7) Exact Files/Functions/Components to Inspect During Execution

Primary:

  • tests/core/data-consistency.spec.ts
    • test Failed transaction prevents partial data updates
  • backend/internal/api/handlers/proxy_host_handler.go
    • Update
  • backend/internal/services/proxyhost_service.go
    • Update, ValidateUniqueDomain, validateProxyHost
  • backend/internal/models/proxy_host.go
    • DomainNames field constraints

Supporting:

  • backend/internal/api/handlers/proxy_host_handler_update_test.go
  • backend/internal/services/proxyhost_service_validation_test.go
  • backend/internal/database/database.go
  • frontend/src/components/ProxyHostForm.tsx
  • frontend/src/api/proxyHosts.ts
  • frontend/src/pages/ProxyHosts.tsx

8) Acceptance Criteria (Failure-Scoped)

  1. The targeted Playwright scenario no longer returns empty domain after invalid update attempt.
  2. Invalid payload domain_names: '' is rejected by backend (400 or 422).
  3. Persisted domain value remains original after rejection.
  4. Targeted backend tests cover both rejection and no-partial-update behavior.
  5. Deterministic validation passes (3 repeated targeted Playwright runs).
  6. Coverage gate compliance is demonstrated for this fix scope (project threshold met and Patch view validated).
  7. Codecov Patch view shows 100% patch coverage for all modified lines in this fix.
  8. Exact missing/partial patch ranges (if any appeared) are captured and closed via targeted tests before completion.
  9. No unrelated feature/test changes are introduced.

9) Out-of-Scope (Strict)

  • DNS provider flows
  • Manual DNS challenge flows
  • Bulk security header update transaction path (except reference for transaction pattern only)
  • Broad transaction rollback hardening for post-persistence failures in proxy-host update flow (deferred follow-up)
  • Broad Playwright suite stabilization unrelated to this single failure

10) Codecov Patch-Line Closure Protocol (Execution Checklist)

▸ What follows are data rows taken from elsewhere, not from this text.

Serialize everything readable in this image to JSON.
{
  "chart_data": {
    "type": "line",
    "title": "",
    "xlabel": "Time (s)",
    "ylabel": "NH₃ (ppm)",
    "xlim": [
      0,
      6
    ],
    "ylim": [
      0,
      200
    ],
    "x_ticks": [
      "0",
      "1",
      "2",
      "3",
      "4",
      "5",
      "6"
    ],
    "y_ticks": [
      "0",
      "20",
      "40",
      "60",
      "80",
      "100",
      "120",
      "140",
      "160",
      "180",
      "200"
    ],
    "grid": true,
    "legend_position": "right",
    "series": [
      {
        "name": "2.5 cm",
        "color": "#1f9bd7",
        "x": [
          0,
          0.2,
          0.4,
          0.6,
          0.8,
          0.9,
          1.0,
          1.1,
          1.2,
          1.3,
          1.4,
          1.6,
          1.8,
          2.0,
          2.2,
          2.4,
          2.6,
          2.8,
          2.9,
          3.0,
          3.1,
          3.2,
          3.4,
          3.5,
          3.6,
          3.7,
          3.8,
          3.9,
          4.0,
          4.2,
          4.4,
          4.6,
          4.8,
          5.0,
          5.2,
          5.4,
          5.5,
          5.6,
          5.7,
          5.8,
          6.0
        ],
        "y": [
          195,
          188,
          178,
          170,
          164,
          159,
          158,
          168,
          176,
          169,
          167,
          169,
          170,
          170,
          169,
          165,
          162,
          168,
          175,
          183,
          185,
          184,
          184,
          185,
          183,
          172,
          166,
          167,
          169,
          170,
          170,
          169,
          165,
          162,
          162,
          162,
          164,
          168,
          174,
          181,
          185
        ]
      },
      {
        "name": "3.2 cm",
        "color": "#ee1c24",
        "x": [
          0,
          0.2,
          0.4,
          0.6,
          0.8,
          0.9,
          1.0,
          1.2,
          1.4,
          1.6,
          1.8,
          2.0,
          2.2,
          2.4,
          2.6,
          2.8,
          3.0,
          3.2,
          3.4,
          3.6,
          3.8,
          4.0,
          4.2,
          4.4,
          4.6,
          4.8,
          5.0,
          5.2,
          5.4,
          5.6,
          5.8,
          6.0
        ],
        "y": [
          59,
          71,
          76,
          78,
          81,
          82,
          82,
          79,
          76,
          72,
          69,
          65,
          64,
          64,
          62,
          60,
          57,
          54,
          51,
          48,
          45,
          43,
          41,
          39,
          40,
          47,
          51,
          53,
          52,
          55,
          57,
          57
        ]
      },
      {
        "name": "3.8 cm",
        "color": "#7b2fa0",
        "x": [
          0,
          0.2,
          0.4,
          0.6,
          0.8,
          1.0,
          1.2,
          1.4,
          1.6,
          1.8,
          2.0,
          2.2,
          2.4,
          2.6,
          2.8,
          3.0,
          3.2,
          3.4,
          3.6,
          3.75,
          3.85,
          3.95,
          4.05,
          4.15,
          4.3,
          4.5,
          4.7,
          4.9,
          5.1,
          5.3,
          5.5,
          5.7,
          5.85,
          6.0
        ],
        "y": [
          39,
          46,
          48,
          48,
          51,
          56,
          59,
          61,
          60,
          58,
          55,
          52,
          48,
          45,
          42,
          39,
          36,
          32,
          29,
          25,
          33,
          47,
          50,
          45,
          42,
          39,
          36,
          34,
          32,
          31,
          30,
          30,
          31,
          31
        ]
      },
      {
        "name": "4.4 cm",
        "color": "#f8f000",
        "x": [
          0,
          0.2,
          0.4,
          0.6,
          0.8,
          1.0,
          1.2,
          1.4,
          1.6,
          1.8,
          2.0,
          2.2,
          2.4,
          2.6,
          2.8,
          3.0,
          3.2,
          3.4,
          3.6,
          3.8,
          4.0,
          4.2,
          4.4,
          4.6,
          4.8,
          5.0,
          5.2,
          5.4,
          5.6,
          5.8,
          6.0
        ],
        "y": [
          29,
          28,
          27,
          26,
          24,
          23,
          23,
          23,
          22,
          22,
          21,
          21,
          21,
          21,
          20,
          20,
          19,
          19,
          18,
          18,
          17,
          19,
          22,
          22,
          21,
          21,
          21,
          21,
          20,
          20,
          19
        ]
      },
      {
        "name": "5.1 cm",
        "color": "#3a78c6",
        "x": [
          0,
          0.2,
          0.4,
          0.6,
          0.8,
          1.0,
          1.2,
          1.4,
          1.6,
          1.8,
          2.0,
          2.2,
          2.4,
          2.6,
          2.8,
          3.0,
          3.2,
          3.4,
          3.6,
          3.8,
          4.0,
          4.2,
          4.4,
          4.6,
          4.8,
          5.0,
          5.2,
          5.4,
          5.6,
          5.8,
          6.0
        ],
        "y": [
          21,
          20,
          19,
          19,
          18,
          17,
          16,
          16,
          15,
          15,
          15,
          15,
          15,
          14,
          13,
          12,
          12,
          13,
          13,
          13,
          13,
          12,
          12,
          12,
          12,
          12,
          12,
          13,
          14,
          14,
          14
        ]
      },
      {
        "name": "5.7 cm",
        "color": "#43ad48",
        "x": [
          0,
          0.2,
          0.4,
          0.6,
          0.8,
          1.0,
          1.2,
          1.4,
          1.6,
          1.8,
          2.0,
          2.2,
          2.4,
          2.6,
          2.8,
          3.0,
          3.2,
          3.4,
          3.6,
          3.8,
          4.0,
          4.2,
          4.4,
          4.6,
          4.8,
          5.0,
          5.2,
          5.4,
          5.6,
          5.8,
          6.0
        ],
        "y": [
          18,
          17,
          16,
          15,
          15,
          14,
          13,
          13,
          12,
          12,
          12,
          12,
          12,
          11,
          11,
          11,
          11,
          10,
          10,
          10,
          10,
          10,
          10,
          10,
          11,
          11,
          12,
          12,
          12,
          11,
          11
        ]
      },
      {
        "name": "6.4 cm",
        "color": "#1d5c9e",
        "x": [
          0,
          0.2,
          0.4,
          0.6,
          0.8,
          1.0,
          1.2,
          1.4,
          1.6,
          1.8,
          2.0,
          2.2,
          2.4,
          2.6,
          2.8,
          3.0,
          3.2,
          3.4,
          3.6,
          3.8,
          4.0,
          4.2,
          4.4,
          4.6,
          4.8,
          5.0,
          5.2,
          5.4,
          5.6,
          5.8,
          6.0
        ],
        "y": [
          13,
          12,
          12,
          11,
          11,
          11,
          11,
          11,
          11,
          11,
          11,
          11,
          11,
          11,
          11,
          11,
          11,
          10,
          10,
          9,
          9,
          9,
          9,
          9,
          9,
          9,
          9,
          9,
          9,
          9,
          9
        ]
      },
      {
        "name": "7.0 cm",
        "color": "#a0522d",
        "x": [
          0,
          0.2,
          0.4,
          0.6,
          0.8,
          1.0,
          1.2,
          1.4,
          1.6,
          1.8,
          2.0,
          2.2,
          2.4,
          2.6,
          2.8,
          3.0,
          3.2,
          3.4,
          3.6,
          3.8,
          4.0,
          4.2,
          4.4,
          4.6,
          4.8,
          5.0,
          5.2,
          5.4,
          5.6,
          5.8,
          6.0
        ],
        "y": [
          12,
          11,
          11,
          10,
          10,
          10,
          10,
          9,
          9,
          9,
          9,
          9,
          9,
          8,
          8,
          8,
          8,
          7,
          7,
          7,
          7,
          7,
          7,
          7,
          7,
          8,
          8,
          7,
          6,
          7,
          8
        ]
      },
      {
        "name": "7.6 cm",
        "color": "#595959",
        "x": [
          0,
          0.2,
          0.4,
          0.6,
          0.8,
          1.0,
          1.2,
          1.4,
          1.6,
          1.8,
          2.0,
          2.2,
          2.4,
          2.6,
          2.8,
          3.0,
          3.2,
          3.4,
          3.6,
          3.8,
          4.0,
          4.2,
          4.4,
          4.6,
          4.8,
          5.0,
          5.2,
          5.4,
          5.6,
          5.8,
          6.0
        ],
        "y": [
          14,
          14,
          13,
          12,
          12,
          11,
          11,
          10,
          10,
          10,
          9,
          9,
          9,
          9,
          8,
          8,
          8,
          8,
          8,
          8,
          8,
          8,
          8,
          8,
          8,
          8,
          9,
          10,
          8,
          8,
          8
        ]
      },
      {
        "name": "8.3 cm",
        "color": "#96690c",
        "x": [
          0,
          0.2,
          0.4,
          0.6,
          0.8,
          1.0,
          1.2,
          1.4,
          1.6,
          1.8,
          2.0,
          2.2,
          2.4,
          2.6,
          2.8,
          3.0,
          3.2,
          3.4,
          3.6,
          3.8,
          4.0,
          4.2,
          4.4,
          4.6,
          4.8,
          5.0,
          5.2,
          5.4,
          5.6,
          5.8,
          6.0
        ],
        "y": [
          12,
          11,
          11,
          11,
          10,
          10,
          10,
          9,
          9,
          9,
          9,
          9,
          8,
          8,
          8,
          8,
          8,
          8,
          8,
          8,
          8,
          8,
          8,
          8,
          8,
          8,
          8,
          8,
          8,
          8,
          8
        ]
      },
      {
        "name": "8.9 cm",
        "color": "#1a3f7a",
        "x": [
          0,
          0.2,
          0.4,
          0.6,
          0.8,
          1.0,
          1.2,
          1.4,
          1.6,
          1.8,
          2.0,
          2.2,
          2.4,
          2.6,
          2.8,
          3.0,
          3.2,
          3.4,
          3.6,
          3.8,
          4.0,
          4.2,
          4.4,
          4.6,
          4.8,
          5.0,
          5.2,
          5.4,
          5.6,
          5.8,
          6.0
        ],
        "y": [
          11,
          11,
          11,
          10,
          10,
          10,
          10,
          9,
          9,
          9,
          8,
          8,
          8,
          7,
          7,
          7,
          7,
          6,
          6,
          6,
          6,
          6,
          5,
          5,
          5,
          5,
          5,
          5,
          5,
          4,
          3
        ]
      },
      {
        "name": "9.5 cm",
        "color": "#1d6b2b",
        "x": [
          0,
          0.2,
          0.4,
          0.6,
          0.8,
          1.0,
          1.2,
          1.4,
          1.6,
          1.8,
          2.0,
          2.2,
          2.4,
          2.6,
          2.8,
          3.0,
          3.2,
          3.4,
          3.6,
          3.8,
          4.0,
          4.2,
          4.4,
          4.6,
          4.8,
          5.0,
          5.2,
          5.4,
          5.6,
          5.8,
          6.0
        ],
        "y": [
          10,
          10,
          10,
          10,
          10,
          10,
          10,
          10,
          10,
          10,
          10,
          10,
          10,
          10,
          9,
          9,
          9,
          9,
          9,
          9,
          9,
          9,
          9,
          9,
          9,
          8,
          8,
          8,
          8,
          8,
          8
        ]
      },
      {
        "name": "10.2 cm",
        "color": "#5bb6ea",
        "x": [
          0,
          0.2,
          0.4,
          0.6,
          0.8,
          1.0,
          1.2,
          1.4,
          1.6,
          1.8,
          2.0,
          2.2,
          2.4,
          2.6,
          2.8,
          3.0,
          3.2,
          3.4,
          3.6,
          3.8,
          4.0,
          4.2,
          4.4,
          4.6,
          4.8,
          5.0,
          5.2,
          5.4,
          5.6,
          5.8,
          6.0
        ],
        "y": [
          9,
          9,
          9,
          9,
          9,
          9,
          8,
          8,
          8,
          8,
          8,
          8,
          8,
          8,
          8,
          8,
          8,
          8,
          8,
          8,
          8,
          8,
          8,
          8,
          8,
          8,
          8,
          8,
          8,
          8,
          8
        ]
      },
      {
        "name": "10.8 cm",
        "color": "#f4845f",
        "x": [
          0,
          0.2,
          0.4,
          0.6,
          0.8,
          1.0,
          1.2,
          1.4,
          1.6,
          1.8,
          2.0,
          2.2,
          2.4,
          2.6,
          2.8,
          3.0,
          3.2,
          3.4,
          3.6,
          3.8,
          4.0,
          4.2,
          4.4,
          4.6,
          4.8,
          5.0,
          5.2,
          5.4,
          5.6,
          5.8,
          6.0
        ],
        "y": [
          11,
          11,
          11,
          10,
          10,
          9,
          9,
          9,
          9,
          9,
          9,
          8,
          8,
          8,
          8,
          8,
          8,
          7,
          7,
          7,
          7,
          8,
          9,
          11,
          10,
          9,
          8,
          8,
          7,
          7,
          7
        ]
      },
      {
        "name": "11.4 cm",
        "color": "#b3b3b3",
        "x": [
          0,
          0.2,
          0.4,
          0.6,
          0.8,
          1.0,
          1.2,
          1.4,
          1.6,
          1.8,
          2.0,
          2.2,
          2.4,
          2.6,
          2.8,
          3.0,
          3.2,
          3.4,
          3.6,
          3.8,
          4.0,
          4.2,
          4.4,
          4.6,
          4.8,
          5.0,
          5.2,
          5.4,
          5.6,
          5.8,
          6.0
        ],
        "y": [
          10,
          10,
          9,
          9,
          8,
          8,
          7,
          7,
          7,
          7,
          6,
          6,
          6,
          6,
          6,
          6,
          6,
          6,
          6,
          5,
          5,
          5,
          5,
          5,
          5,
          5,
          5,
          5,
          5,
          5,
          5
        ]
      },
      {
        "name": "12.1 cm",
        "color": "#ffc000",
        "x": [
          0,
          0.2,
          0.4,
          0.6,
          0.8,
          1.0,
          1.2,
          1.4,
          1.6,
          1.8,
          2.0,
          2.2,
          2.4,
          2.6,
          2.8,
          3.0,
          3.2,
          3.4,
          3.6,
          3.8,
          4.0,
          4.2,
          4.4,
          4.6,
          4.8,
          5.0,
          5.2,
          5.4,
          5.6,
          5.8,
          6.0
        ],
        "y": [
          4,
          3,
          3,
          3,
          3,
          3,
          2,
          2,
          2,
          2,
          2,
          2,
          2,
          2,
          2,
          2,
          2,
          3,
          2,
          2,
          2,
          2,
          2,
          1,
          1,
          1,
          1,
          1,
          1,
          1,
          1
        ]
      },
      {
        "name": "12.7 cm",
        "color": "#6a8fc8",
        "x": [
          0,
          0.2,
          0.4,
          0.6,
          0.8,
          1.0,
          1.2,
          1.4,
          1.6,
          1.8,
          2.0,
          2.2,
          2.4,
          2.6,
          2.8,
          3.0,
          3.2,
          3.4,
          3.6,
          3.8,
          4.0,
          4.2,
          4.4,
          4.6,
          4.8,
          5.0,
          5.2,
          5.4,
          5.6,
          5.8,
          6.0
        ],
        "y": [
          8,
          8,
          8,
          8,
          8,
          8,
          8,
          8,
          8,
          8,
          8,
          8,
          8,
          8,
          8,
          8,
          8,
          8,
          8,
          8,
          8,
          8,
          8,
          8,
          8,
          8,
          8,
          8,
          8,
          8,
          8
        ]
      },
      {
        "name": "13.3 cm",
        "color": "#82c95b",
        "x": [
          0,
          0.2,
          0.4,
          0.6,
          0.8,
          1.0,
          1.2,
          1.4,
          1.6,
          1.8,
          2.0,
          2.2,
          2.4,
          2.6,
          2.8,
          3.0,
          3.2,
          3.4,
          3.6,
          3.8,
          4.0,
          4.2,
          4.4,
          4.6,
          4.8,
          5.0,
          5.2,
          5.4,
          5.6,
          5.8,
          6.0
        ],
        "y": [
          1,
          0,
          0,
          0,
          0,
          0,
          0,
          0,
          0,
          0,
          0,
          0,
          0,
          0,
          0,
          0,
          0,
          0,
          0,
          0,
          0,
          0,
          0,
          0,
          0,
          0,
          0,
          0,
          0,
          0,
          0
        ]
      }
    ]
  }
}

This checklist is required for this flaky failure only and must be completed before handoff.

  1. Capture exact Patch view gaps:
  • Copy each missing/partial modified range exactly as displayed in Codecov Patch view.
  1. Document triage table in execution notes:
  • Range | Why not covered | Targeted test | Status.
  1. Implement only targeted tests needed to cover listed ranges.
  2. Re-run focused coverage and refresh Codecov Patch view.
  3. Repeat triage until all listed ranges are closed and Patch coverage is 100%.

Mandatory closure condition:

  • Every modified line in this fix is green in Codecov Patch view with no remaining missing/partial ranges.